Brylea Lind nearly sprinted to the front of the room, her curly hair bouncing all the way.
The cancer survivor just had to see for herself how tall Zac Robinson and Brandon Weeden were.
"Oh, man," she said, standing toe to toe with the Oklahoma State quarterbacks. "You're seriously tall."
The players laughed.
Ditto for everyone else at Camp Live-A-Dream.
This is a summer camp like no other. Sponsored by the American Cancer Society, it lasts a week and costs nothing for Oklahoma kids who've had cancer. Some are in remission. Others are between treatments.
All of them want to be able to act like kids.
Robinson, Weeden and several other local athletes helped them do just that Wednesday. There were gymnasts and baseball players from Oklahoma, players and dancers from the Oklahoma City Yard Dawgz in addition to the football players from OSU.
"Whenever I heard about this opportunity ... I jumped all over it," Robinson said. "It worked just perfect."
The Cowboys had a day off from their summer workouts. As soon as they finished their summer-school classes, they piled into Weeden's truck and drove to the Central Oklahoma Christian Camp south of Guthrie.
They were greeted with oohs and aahs. That's not hyperbole. The kids actually oohed and aahed when the players entered the mess hall cabin.
Having athletes appear isn't a regular part of the annual camp. Last year, when the theme was "Christmas in July," the campers received gifts every day. But this year, with the theme "Team Spirit," bringing in local athletes fit.
So did watching "The Sandlot" during movie night and going to the RedHawks game on Tuesday night.

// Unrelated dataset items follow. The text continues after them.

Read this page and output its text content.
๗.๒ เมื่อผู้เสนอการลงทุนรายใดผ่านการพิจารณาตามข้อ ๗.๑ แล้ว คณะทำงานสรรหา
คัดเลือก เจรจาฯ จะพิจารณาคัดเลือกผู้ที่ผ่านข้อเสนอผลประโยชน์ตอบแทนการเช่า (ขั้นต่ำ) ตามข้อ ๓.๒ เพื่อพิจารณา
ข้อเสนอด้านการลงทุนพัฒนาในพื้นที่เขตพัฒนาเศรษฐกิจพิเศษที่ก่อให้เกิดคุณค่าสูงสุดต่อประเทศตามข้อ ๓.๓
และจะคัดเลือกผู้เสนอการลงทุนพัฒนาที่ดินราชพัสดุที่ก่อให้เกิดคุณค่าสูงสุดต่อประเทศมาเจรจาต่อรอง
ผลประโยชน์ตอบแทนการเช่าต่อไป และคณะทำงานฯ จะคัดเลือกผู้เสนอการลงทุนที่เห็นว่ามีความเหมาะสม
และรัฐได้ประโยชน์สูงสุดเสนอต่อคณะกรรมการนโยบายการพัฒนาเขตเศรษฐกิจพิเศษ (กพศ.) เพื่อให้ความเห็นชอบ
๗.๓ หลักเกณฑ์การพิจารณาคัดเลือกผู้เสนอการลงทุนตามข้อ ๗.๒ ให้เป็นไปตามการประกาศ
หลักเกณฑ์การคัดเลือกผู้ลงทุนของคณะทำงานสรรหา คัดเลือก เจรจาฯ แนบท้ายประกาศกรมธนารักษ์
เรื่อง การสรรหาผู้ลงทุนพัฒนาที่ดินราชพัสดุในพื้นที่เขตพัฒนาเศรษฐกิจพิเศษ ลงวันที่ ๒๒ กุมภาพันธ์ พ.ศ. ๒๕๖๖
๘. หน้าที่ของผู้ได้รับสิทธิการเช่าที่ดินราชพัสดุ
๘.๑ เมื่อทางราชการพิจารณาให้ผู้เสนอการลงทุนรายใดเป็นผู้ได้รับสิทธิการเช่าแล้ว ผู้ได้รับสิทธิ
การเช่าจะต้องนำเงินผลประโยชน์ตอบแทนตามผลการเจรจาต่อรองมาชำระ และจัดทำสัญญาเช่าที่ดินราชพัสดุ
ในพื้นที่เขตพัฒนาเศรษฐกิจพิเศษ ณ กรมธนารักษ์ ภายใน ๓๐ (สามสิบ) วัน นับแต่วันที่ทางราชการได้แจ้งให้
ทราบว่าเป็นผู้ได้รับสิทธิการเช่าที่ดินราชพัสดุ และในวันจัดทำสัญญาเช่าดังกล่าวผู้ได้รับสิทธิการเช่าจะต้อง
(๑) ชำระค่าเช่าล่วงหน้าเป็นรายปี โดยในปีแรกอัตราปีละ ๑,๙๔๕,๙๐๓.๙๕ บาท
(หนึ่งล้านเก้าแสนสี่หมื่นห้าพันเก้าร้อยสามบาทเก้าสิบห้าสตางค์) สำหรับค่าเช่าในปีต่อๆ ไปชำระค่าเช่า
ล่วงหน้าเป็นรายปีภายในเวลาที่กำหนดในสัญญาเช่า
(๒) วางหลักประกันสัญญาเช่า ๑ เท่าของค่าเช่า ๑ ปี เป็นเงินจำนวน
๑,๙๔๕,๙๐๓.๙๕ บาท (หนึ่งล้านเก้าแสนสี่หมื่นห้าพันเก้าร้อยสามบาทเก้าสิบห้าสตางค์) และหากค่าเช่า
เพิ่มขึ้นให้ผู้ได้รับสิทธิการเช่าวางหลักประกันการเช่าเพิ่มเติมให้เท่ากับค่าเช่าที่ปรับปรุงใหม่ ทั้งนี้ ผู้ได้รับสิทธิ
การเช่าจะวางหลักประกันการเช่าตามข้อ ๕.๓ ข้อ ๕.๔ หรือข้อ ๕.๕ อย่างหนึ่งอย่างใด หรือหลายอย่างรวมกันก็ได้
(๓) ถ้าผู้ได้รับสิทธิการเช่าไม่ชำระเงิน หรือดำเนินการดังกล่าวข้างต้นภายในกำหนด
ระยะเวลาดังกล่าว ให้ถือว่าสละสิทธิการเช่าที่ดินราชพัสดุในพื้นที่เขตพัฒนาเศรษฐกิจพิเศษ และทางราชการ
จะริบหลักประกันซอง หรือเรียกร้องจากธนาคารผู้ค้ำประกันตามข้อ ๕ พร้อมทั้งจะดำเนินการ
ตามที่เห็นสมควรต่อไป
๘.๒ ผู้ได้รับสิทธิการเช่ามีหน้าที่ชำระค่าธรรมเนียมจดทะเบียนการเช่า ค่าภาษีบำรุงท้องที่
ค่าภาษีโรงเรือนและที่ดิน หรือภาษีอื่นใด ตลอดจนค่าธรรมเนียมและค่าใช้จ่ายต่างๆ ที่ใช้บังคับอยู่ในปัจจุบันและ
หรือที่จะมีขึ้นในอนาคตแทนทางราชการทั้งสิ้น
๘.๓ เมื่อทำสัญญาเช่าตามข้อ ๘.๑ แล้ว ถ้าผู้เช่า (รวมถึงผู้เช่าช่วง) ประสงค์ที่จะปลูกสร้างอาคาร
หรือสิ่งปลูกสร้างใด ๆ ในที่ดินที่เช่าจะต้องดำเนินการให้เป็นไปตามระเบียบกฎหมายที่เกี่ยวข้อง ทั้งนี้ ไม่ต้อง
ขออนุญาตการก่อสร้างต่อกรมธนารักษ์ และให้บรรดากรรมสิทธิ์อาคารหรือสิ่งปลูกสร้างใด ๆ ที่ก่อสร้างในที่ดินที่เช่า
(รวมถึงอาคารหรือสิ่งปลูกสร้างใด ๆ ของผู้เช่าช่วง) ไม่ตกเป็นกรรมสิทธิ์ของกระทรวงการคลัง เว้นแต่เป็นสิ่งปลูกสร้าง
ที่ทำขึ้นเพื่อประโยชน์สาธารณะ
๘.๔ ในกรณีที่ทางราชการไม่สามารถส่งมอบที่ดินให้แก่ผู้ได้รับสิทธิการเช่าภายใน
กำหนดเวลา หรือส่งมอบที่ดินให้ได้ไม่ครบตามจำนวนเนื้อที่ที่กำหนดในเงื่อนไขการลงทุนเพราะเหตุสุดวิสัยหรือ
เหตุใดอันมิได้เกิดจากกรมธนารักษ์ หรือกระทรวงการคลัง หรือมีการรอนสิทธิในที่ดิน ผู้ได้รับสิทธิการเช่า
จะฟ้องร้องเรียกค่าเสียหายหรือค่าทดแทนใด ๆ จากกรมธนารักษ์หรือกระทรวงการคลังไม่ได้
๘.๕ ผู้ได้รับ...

The camp for kids from ages 9 to 17 is filled with fun and memories, laughter and smiles.
These kids deserve it because all of them have been through times when there was no fun. Each has a survival story of grueling treatments and painful recoveries, childhoods tainted by cancers of every kind.
Lind had retina blastoma, a cancer of the eye that was detected when she was only five weeks old.
Now a soon-to-be ninth grader at Stillwater High, the curly haired teenager has an artificial eye.
"It's really hard at school," she said. "People have made fun of me and everything."
Her voice isn't sad but rather matter-of-fact. She's come to accept this, that kids will be mean and that she has to deal with it.
Fellow campers Nicole Richardson and Carmita O'Bryant nod as Lind explains.
"It can't be all hyper and silly at school," she said. "Here, I can be myself. I can be outgoing all I want and nobody will judge me."
That was definitely the case Wednesday afternoon.
For more than an hour, the campers hung out with Robinson, Weeden and Co. They got to ask questions, quizzing them about everything from their favorite movie to their favorite desert to their favorite song. They got to get autographs. They got to play, too.
Robinson threw passes until his arm almost fell off, sending one camper after another deep.
And when Emilio Valdez needed a little extra help, the Cowboy quarterback stood only a few feet from the 11-year-old and soft tossed the football to him. Even though it hit Emilio in the chest time and again, he still couldn't corral it.
Finally, Emilio closed his arms around the ball. Robinson threw his own arms into the air in celebration.
"It's just fun to see them smiling," he said. "It's definitely a lot of fun."
Turns out, for a few hours Wednesday afternoon, everyone at Camp Live-A-Dream was able to act like a kid.